Still, I hope to start picking things back up a little, and my post today gives an example of laudable persistence. Prior to a pre-Easter trip into Suffolk, I have been looking at a few Suffolk-related witchcraft pamphlets, and also happened on A True relation of a horrid murder committed upon the person of Thomas Kidderminster, of Tupsley in the county of Hereford, Gent., at the White-Horse Inn in Chelmsford, in the county of Essex, in the month of April, 1654.
This pamphlet was not published until 1688, and it relates events that began in 1654, but came to light only in 1662-3. Quite why the pamphlet appears so late is a mystery, a mystery deepened by the condition of the EEBO copy, which does look like an editor or censor’s hand has gone through it, marking passages for deletion.
Thomas Kidderminster was a man who first lost all his inheritance, and then was brutally killed for the fortune he had managed to make through his own exertions. His father, who had re-married, died when Thomas was 11: Thomas’ step-mother then re-married, and proceeded to divest her first husband’s son and heir of his estate.
Kidderminster gave up on all this, and set out to make his own way: he became a steward to the Bishop of Ely, came to own land, and lent money too. Boosted by this, he married, and, spotting a bad debtor in the making up (Sir Miles Sandys, who had speculated ruinously on reclaiming fenlands) in Ely, decided that he wanted to relocate his resources elsewhere, and that he would pull out of all his Ely properties, and reclaim what debts he could from Sir Miles.

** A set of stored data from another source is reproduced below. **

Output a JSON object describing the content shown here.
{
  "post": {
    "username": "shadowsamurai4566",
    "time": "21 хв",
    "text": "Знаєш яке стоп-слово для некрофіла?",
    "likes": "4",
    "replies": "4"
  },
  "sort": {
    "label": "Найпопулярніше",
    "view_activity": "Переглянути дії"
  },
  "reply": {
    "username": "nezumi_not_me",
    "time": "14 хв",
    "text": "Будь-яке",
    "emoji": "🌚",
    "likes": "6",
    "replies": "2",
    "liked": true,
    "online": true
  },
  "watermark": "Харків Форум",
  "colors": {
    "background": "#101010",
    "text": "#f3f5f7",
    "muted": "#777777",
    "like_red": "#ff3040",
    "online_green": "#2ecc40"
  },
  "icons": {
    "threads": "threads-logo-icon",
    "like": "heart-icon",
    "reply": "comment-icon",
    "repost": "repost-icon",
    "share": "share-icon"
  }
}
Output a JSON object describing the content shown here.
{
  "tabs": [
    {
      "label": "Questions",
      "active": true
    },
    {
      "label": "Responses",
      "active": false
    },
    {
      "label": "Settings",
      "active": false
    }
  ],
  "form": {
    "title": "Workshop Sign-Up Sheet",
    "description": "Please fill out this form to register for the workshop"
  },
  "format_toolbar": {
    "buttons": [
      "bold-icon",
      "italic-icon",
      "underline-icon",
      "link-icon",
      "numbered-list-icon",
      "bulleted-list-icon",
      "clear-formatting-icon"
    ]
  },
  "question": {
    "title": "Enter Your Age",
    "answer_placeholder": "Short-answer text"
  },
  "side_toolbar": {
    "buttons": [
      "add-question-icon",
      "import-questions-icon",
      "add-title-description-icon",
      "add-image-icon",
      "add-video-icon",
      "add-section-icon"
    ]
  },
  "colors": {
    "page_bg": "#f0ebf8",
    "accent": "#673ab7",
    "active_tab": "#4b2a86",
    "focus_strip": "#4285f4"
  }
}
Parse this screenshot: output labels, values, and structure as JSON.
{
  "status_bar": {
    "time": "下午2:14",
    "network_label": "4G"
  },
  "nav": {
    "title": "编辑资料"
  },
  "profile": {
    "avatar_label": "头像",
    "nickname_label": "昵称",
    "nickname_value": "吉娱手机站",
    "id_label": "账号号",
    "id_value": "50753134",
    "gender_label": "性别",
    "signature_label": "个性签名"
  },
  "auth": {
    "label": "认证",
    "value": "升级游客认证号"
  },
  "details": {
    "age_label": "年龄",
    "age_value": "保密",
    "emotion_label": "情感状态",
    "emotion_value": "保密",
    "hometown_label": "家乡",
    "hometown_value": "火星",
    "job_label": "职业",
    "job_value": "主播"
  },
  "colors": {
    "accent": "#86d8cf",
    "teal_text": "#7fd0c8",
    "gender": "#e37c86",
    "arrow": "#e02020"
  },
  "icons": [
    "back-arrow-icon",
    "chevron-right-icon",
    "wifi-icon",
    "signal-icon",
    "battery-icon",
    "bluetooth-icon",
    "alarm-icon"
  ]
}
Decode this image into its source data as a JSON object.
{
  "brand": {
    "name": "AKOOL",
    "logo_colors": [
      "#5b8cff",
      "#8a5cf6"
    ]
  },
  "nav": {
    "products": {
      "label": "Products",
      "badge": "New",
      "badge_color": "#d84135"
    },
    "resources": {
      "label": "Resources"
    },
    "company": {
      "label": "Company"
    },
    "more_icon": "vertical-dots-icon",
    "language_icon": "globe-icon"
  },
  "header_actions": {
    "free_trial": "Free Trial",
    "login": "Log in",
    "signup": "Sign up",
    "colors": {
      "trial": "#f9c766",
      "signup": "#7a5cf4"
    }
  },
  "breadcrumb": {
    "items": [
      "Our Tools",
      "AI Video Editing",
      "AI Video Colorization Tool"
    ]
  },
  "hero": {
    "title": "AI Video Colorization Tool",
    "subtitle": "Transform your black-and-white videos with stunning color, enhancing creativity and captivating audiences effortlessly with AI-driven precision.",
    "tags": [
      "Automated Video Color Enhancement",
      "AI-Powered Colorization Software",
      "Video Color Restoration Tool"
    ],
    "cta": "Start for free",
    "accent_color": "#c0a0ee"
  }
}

After making his local transactions, Kidderminster changed £600 of silver for gold in Cambridge. He then faced a trip to London, and, considering the main route more likely to be dangerous, opted to take what is described in the text as the by-road through Chelmsford. As he had on other occasions, he stopped at the White Horse Inn in Chelmsford (which is still there). This was at some date in April 1654. He never arrived back in London, where his pregnant wife was awaiting his return.
Mistress Anne Kidderminster gave birth in August 1654. She made inquiries about her husband, but was hardly placed to retrace his likely journey and ask around (though it is clear that there would have been plenty of local gossip if she had inquired in Chelmsford). Her husband was variously reported to be in Amsterdam, Cork, and Jamaica. She found means to have inquiry made in all these places. Nothing was to be heard of him. Obliged to fend for herself, Anne Kidderminster became a wet nurse in Gloucestershire.
What had become of her husband remained a mystery. Then, one day in 1662 or 1663, her sister was reading ‘the then News-Pamphlet’ in her company, and suddenly made the dramatic announcement ‘ Sister, here is news of your Husband’.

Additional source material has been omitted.